Еще курились чудодейственные травы запахами горных лугов…
У Итко другие мысли:
— Камлание… Надо поехать сообщить в ячейку…
Ложась спать, он осмотрел подпруги седла.
На заре проснулась Тохтыш, не спал Итко на кошме. Посмотрела — у входа нет седла. Вышла из аила, прищурилась на лошадей: нет чубарой. «Наверно поехал овец смотреть!..»

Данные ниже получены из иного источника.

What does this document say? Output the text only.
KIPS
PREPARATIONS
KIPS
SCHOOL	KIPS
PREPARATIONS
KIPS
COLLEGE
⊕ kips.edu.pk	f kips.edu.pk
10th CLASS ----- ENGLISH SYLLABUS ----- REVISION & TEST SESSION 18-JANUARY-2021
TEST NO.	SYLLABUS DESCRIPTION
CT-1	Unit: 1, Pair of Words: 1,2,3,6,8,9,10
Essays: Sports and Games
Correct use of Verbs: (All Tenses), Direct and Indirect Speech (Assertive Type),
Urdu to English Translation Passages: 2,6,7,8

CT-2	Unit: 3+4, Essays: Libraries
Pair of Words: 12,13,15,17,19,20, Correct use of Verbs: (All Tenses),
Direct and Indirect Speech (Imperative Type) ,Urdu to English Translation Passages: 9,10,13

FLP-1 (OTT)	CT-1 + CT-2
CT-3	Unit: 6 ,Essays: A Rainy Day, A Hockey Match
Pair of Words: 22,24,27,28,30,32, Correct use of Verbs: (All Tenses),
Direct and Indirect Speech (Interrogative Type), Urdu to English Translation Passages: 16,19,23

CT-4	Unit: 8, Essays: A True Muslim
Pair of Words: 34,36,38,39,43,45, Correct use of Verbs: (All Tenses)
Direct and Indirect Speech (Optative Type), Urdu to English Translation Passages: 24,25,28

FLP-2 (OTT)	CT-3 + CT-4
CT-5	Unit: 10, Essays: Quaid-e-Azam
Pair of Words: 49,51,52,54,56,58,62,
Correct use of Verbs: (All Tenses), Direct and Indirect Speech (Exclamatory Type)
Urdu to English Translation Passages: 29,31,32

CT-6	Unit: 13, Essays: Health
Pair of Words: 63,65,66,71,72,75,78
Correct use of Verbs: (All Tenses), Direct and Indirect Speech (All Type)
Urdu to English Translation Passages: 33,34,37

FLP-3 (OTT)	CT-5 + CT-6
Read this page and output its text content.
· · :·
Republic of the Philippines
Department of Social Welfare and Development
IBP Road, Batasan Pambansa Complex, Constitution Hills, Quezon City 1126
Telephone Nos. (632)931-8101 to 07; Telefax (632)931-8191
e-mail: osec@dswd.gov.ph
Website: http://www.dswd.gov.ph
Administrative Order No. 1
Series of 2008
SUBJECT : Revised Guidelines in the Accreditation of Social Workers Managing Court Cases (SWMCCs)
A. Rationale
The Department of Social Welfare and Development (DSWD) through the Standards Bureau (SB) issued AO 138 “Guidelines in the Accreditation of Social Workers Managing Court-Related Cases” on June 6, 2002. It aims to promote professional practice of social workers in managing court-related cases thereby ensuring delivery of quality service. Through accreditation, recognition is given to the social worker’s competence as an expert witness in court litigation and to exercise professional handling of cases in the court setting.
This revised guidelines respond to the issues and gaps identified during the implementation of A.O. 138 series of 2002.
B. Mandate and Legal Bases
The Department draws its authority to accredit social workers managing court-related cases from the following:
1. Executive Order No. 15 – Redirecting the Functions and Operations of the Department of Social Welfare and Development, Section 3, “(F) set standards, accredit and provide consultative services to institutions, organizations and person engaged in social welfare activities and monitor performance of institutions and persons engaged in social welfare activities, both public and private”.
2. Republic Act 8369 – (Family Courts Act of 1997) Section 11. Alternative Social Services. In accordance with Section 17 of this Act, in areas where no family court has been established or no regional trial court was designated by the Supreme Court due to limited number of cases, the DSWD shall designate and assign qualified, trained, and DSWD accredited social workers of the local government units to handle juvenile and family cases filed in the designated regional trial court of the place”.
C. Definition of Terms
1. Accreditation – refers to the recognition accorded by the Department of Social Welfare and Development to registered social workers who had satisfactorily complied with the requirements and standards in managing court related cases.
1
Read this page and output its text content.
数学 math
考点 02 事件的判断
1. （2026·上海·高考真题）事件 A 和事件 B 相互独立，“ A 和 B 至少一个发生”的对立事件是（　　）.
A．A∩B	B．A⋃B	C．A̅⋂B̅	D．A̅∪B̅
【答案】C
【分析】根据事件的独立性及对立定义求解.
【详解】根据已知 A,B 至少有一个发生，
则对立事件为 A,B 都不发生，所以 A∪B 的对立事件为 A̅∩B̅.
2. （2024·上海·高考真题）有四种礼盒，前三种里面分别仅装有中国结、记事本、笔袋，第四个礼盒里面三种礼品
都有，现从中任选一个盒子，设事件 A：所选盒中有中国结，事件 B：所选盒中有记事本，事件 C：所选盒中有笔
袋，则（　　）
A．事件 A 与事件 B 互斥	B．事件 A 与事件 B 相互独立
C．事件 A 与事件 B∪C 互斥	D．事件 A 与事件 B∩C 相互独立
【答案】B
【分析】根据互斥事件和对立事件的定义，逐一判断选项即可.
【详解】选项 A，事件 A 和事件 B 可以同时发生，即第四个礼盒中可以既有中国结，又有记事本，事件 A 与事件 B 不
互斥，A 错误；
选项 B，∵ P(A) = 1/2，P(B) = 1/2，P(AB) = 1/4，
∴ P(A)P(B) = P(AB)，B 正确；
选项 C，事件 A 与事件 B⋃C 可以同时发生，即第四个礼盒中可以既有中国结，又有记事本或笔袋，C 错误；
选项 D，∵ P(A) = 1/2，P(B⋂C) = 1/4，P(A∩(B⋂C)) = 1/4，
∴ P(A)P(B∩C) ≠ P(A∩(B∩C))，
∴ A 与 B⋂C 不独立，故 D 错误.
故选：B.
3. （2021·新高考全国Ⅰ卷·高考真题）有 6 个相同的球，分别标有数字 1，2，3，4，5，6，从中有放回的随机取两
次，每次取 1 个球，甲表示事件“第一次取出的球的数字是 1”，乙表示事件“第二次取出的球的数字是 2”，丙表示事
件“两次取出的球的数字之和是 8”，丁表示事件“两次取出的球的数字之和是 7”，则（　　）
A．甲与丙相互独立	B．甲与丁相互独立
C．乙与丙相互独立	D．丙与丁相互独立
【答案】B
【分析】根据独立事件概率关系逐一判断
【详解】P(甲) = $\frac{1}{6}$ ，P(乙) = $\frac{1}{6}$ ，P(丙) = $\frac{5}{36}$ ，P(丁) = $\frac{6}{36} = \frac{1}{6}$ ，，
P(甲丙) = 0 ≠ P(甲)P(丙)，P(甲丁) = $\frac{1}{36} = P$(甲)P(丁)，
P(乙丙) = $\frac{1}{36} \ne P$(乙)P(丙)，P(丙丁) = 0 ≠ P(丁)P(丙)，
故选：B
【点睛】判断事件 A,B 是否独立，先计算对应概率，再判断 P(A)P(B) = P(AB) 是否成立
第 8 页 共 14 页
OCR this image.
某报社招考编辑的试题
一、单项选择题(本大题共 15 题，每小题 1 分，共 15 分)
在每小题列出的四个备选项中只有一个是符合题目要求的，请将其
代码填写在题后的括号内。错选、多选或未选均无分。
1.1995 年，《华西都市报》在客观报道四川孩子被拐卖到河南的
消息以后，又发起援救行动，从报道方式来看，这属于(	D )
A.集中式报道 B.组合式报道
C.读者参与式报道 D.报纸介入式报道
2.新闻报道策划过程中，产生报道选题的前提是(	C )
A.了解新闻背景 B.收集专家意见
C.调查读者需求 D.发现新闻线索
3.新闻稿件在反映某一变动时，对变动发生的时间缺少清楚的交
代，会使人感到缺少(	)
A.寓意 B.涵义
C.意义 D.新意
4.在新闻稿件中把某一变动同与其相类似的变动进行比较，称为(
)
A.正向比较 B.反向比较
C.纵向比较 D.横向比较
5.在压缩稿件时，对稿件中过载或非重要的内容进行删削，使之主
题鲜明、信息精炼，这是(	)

А Итко, не жалея чубарой, прямо через перевал летел по лесной тропе в Чуйский аймак.
В урочищах приводили из табунов лучших скакунов, надевали серебряные уздечки, накладывали расшитые потники и седлали с медными бляхами резные седла.
С вершин Курайских белков, с Бангола, с порожистой Мрассы, Кондомы, дремучего Абакана в одиночку и группами съезжались на камлание.
Каждому гостю привет и каждого приехавшего проводит Ыргай в аланчик к костру, приветствуя чашкой налитой араки. Точно ветер песчаный, прилетают одни за другим гости. Режутся бараны, гонится седьмая бочка араки.